Scientists have long known that mutations in LRRK2 cause misfolded versions of the LRRK2 protein to accumulate in neurons. The prevailing hypothesis has been that misfolded LRRK2 boosts the activity of a type of enzyme called kinase, and that this heightened kinase activity is what drives cell death. Scientists have also looked to the fact that mutant LRRK2 tends to clump together into so-called inclusion bodies (IBs) as another contributor to the disease’s progression.

“As a result, researchers have used the presence of IBs and heightened kinase activity as a proxy for measuring LRRK2’s harmful effects, rather than measuring LRRK2 levels directly,” explained Dr. Finkbeiner. “But we were unconvinced that these were the main drivers of cell death—so we decided to take a closer look at what was happening inside the cell.”

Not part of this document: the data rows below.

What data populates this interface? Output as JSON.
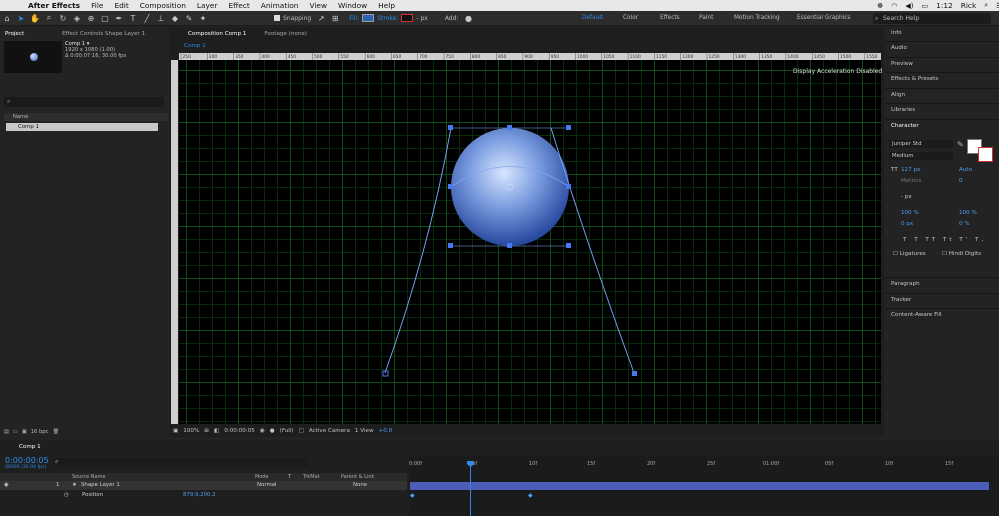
{
  "menubar": {
    "app": "After Effects",
    "items": [
      "File",
      "Edit",
      "Composition",
      "Layer",
      "Effect",
      "Animation",
      "View",
      "Window",
      "Help"
    ],
    "time": "Sun 1:12 PM",
    "user": "Rick"
  },
  "toolbar": {
    "snapping": "Snapping",
    "fill": "Fill:",
    "stroke": "Stroke:",
    "stroke_width": "- px",
    "add": "Add:",
    "workspaces": [
      "Default",
      "Color",
      "Effects",
      "Paint",
      "Motion Tracking",
      "Essential Graphics"
    ],
    "search_placeholder": "Search Help"
  },
  "project": {
    "tabs": [
      "Project",
      "Effect Controls Shape Layer 1"
    ],
    "comp_name": "Comp 1 ▾",
    "comp_info_1": "1920 x 1080 (1.00)",
    "comp_info_2": "Δ 0:00:07:16, 30.00 fps",
    "column_name": "Name",
    "row": "Comp 1",
    "bpc": "16 bpc"
  },
  "viewer": {
    "tabs": [
      "Composition Comp 1",
      "Footage (none)"
    ],
    "subtab": "Comp 1",
    "ruler_labels": [
      "250",
      "300",
      "350",
      "400",
      "450",
      "500",
      "550",
      "600",
      "650",
      "700",
      "750",
      "800",
      "850",
      "900",
      "950",
      "1000",
      "1050",
      "1100",
      "1150",
      "1200",
      "1250",
      "1300",
      "1350",
      "1400",
      "1450",
      "1500",
      "1550"
    ],
    "accel_notice": "Display Acceleration Disabled",
    "zoom": "100%",
    "timecode": "0:00:00:05",
    "resolution": "(Full)",
    "camera": "Active Camera",
    "view": "1 View",
    "exposure": "+0.0"
  },
  "right_panel": {
    "items": [
      "Info",
      "Audio",
      "Preview",
      "Effects & Presets",
      "Align",
      "Libraries"
    ],
    "character": "Character",
    "font": "Juniper Std",
    "style": "Medium",
    "size": "127 px",
    "leading": "Auto",
    "kerning": "Metrics",
    "tracking": "0",
    "stroke_px": "- px",
    "vscale": "100 %",
    "hscale": "100 %",
    "baseline": "0 px",
    "tsume": "0 %",
    "ligatures": "Ligatures",
    "hindi": "Hindi Digits",
    "sections": [
      "Paragraph",
      "Tracker",
      "Content-Aware Fill"
    ]
  },
  "timeline": {
    "tab": "Comp 1",
    "time": "0:00:00:05",
    "fps": "00005 (30.00 fps)",
    "headers": [
      "Source Name",
      "Mode",
      "T",
      "TrkMat",
      "Parent & Link"
    ],
    "layer_index": "1",
    "layer_name": "Shape Layer 1",
    "layer_mode": "Normal",
    "parent": "None",
    "prop_name": "Position",
    "prop_value": "879.9,200.2",
    "ruler_labels": [
      "0:00f",
      "05f",
      "10f",
      "15f",
      "20f",
      "25f",
      "01:00f",
      "05f",
      "10f",
      "15f"
    ]
  },
  "colors": {
    "accent": "#2d8ceb",
    "layer_bar": "#4b5fb8"
  }
}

Challenging Conventional Wisdom

The researchers generated neurons from two sources. First, from rats genetically modified to have mutant LRRK2. The second source, human neurons derived from the skin cells of LRRK2-related Parkinson’s patients, utilized the latest induced pluripotent stem cell (iPSC cell) technology. This technique, pioneered by Gladstone Investigator and 2012 Nobel Laureate Shinya Yamanaka MD, PhD, allows scientists to reprogram adult skin cells into cells that are virtually identical to stem cells. These stem cells can then develop into almost any cell in the body.

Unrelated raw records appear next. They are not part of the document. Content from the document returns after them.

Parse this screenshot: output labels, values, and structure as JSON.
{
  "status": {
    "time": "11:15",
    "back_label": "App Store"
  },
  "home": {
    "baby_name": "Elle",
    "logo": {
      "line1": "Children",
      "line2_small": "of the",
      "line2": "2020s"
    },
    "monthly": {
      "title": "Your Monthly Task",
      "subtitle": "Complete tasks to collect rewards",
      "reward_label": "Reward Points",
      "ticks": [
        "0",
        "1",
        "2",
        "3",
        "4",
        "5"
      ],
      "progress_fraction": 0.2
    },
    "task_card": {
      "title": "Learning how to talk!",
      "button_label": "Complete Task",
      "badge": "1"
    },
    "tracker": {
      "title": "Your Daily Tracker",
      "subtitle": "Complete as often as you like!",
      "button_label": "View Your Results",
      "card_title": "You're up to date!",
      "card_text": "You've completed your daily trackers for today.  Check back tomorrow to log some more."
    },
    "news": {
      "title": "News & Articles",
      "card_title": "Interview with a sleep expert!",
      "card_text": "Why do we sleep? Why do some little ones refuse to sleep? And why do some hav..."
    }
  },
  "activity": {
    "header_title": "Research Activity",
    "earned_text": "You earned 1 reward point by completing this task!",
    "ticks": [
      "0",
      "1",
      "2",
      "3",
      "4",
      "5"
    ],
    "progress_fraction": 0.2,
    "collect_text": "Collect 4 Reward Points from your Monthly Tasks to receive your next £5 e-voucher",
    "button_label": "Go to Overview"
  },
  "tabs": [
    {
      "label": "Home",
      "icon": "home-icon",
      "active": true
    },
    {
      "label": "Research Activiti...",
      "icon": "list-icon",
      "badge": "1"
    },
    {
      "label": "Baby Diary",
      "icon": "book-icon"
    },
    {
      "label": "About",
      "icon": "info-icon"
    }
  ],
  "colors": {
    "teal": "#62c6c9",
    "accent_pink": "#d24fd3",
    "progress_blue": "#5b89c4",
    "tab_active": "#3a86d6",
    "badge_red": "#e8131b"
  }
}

For this study, the newly generated, patient-derived neurons exhibited the same pattern of cell degeneration and death that occurs inside a patient’s brain. Studying these models allowed the research team to see how the LRRK2 mutation kick starts neurodegeneration—making this an extremely powerful model of Parkinson’s disease.

Using the robotic microscope, they then tracked the human and rat cells over time, monitoring the buildup of mutant LRRK2 and how that buildup was tied to cell death.

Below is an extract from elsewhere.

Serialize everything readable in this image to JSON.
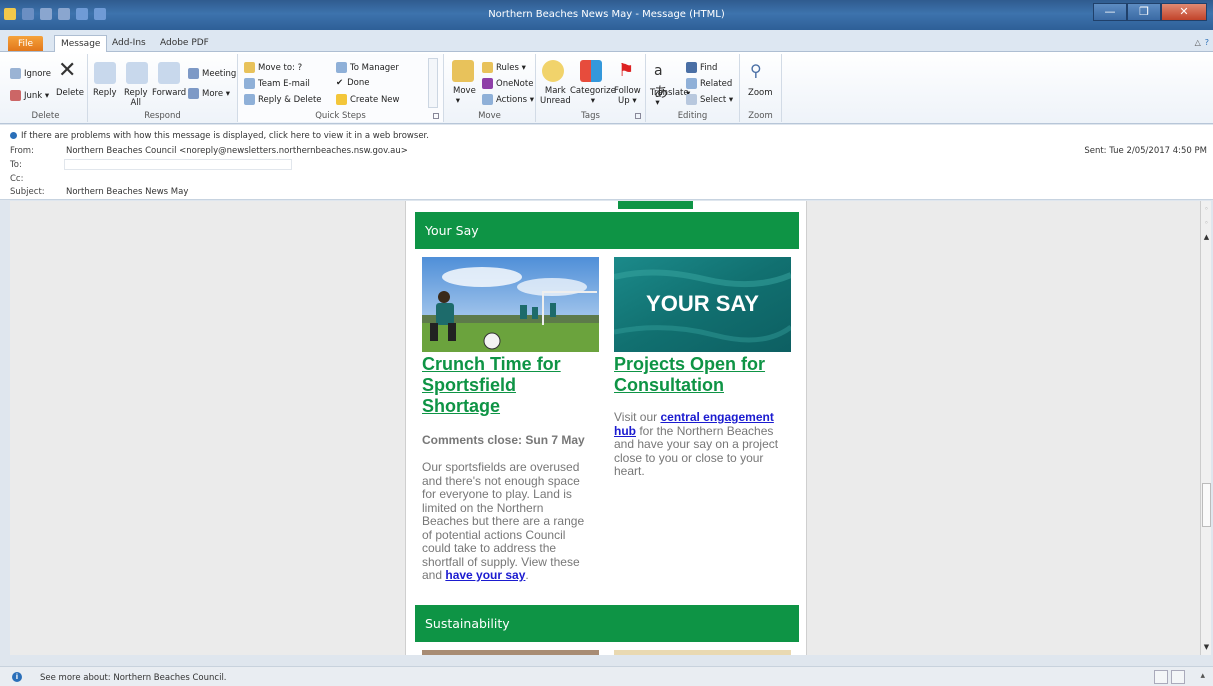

“In both models, we found that neither IBs nor kinase activity were the direct causes of cellular toxicity leading to neuronal death,” said Dr. Skibinski, who was the paper’s lead author. “Instead, the underlying cause appeared to be tied directly to the accumulation of diffuse, mutant LRRK2.”

But as the research team peered even closer into the lives of these neurons, they found something intriguing: a unique interplay between mutant LRRK2 and alpha-synuclein, another protein that has long been associated with Parkinson’s. Past research has shown that Parkinson’s patients with LRRK2 mutations often show an abnormal accumulation of alpha-synuclein as well. But until now, the exact nature of the relationship between these two proteins remained unclear.

“Importantly, we found that in both the rat and human cellular models, removing alpha-synuclein reduced LRRK2-related cell death—which was completely unexpected,” continued Dr. Skibinski. “When we looked closer, we found that the removal of alpha-synuclein led to an immediate drop in levels of LRRK2. To our knowledge, this is the first demonstration that this type of neurodegeneration can be halted, by simply eliminating alpha-synuclein.”

The team hypothesizes that, in patients with mutant LRRK2, the build-up of alpha-synuclein hinders the cell’s ability to clear away the LRRK2, and so it accumulates. Over time, the buildup of mutant LRRK2 becomes toxic to the cell, and the cell dies.

“Our discovery of this ‘synergy’ between two proteins long known to play a role in Parkinson’s is a huge step towards developing drugs that attack the disease’s underlying mechanisms,” said Dr. Finkbeiner. “As we continue to unravel the precise functional relationship between alpha-synuclein and LRRK2, we are well on our way to halting the onslaught of Parkinson’s on the brain.”